My purpose behind this e-mail is simply to give encouragement to each of you, and to commend you each for the jobs being done in your home educating/home learning communities and your individual spheres of influence. What I have read on the various websites has been expressed in a very articulate and caring tone, with hearts desirous of providing factual and effective help to the diverse group of home learners within our province. Volunteering your time sacrificially is one thing, but performing your duties with such consideration for others and in spite of the challenges goes above and beyond.
As we all know, one of the inherent drawbacks that comes with the territory of being a home educating parent is that there is no one standing in the wings continuously thanking us for the job we’re doing. Last night, November 15th, Mark Kelley on his CBC “Connect” program announced the 10 runners-up for the Canadian “Champion of Change” contest. Any one of you could likely have qualified, because of your unselfish service to others and upholding of a differing education paradigm.
Today I wish to thank you personally for continuing to hold high the torch of home schooling freedoms that was passed to you by those who’ve gone before. Not everyone will see clearly the principles at stake; consequently, some will run interference, perhaps unintentionally, with those who discern these principles. Do not get discouraged. The very freedom to be different that we value so much as home learners in the 21st century is worth the effort and the challenge to help others perceive the value in uniting under one hat—solely, the hat of home education—so that, although differing in belief systems, socio-economic background, and styles and methods of home educating, we present a united front to the schooling public and the government, putting the best face on the home education option that is free for any to exercise.

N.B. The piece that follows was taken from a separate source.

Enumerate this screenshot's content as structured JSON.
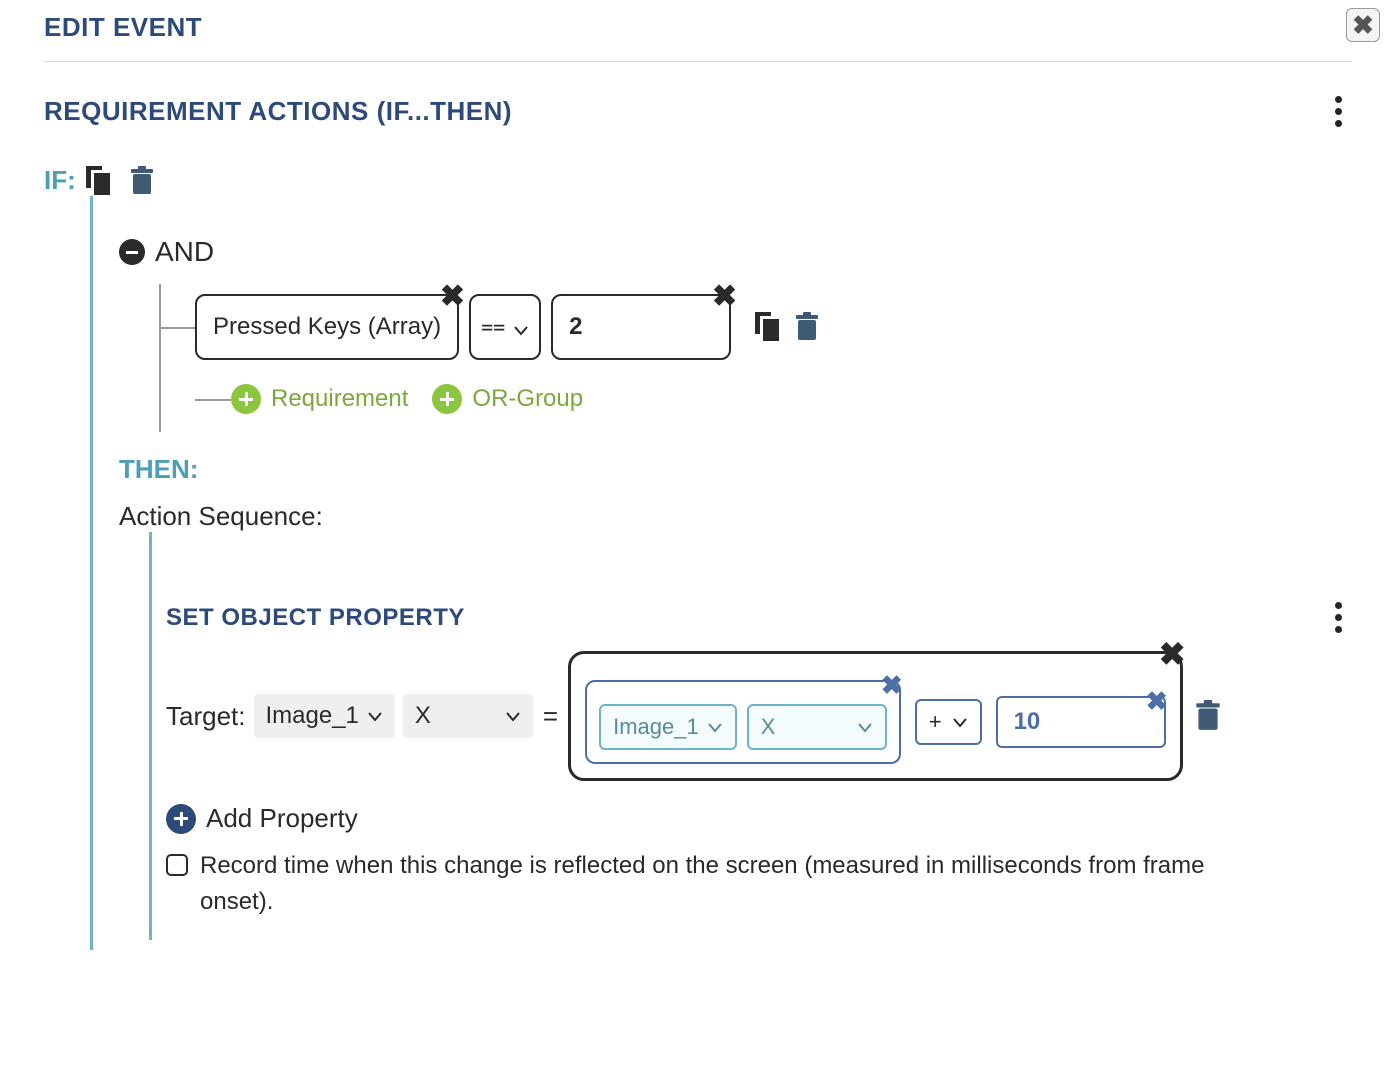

You are united in your strong belief in the necessity for keeping BCHLA strong. This crisis has come at a good time; crisis is good when it moves to action, and that is exactly what has come about. When we become complacent and take for granted the freedoms we have is the very time that we often lose them. Although it appears like nothing immediate is looming that threatens our freedom to home educate, we do not really know what lies ahead; and, you are wise to strengthen what we do not want to lose.
May you each become re-ignited with enthusiasm and energy for meeting your day-to-day challenges as home educating parents and as leaders in the home learner movement. May you have re-caught the vision of why you personally elected to home educate and why the principle of “united we stand, divided we fall” is so paramount to uphold. Thank you for serving BC’s home learners; you are appreciated for all that you’ve done and are doing. May the others who unite with you from this point forward know that it is a worthy cause, though sometimes thankless. We hold up the hands of the weakest one in our midst, and that way the chain is strengthened, for, truly we are only as strong as the weakest link in the chain.
Have a great home learning/home educating year!